This is slightly incorrect: a higher difficulty will require a valid block hash to have more leading zeros, but validity is not determined by counting the number of zeros. Rather, it is determined by comparing the value of the hash to the target (as defined by the network difficulty).

In other words: a difficulty adjustment may lower the target, but a valid hash post-adjustment could still have the same number of leading zeros as a valid hash pre-adjustment, despite the target being lower.


To dig in a little deeper, lets consider what the lowest target could be.This question contains some relevant info, as does this one, and this one.

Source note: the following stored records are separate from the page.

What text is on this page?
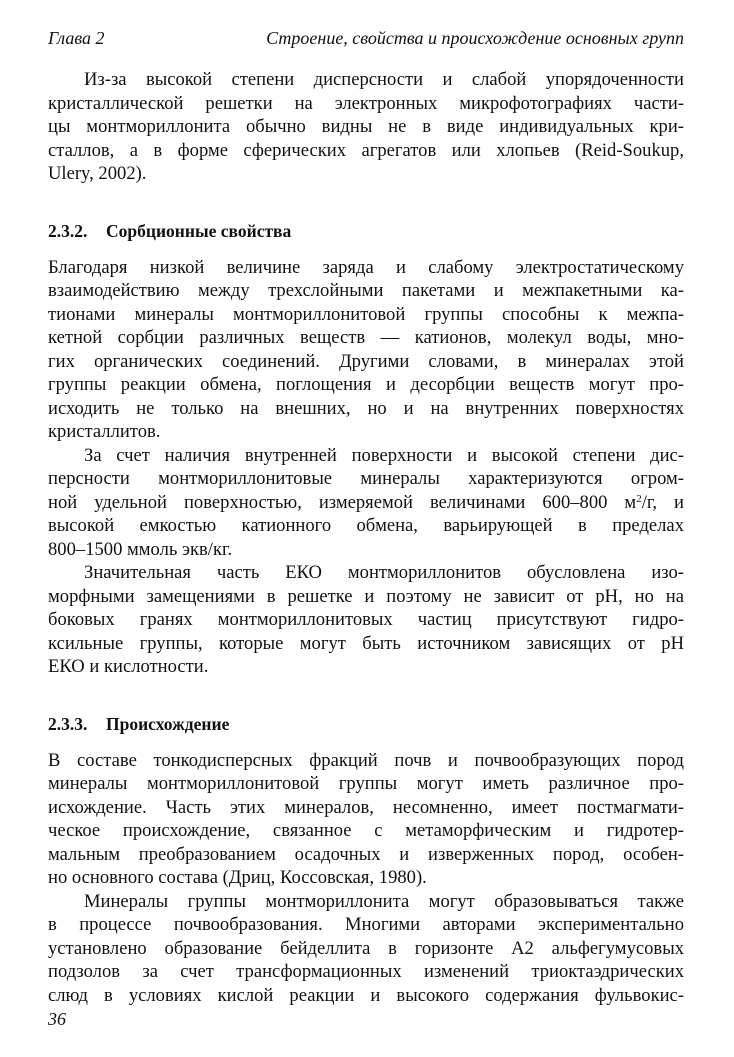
Глава 2	Строение, свойства и происхождение основных групп
Из-за высокой степени дисперсности и слабой упорядоченности
кристаллической решетки на электронных микрофотографиях части-
цы монтмориллонита обычно видны не в виде индивидуальных кри-
сталлов, а в форме сферических агрегатов или хлопьев (Reid-Soukup,
Ulery, 2002).
2.3.2. Сорбционные свойства
Благодаря низкой величине заряда и слабому электростатическому
взаимодействию между трехслойными пакетами и межпакетными ка-
тионами минералы монтмориллонитовой группы способны к межпа-
кетной сорбции различных веществ — катионов, молекул воды, мно-
гих органических соединений. Другими словами, в минералах этой
группы реакции обмена, поглощения и десорбции веществ могут про-
исходить не только на внешних, но и на внутренних поверхностях
кристаллитов.
За счет наличия внутренней поверхности и высокой степени дис-
персности монтмориллонитовые минералы характеризуются огром-
ной удельной поверхностью, измеряемой величинами 600–800 $м^2/г$, и
высокой емкостью катионного обмена, варьирующей в пределах
800–1500 ммоль экв/кг.
Значительная часть ЕКО монтмориллонитов обусловлена изо-
морфными замещениями в решетке и поэтому не зависит от pH, но на
боковых гранях монтмориллонитовых частиц присутствуют гидро-
ксильные группы, которые могут быть источником зависящих от pH
ЕКО и кислотности.
2.3.3. Происхождение
В составе тонкодисперсных фракций почв и почвообразующих пород
минералы монтмориллонитовой группы могут иметь различное про-
исхождение. Часть этих минералов, несомненно, имеет постмагмати-
ческое происхождение, связанное с метаморфическим и гидротер-
мальным преобразованием осадочных и изверженных пород, особен-
но основного состава (Дриц, Коссовская, 1980).
Минералы группы монтмориллонита могут образовываться также
в процессе почвообразования. Многими авторами экспериментально
установлено образование бейделлита в горизонте А2 альфегумусовых
подзолов за счет трансформационных изменений триоктаэдрических
слюд в условиях кислой реакции и высокого содержания фульвокис-
36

Quoting from those answers:

difficulty (D) = hashrate / (2^256 / max_target / intended_time_per_block)
               = hashrate / (2^256 / (2^208*65535) / 600)
               = hashrate / (2^48 / 65535 / 600)
               = hashrate / 7158388.055

(where hashrate is expressed in hashes/s)

The target (T) is defined by:

D = Tmax/T

where Tmax is: 2^224

Rearranging and combining these formulae, we find:

T = Tmax / D
T = Tmax / (hashrate/7158388.055)

So we can see that the lowest possible target would be the result of an infinite hashrate, which of course is not possible. But nonetheless, as hashrate approaches infinity, the target would asymptotically approach zero (but being an asymptote, it would never reach it).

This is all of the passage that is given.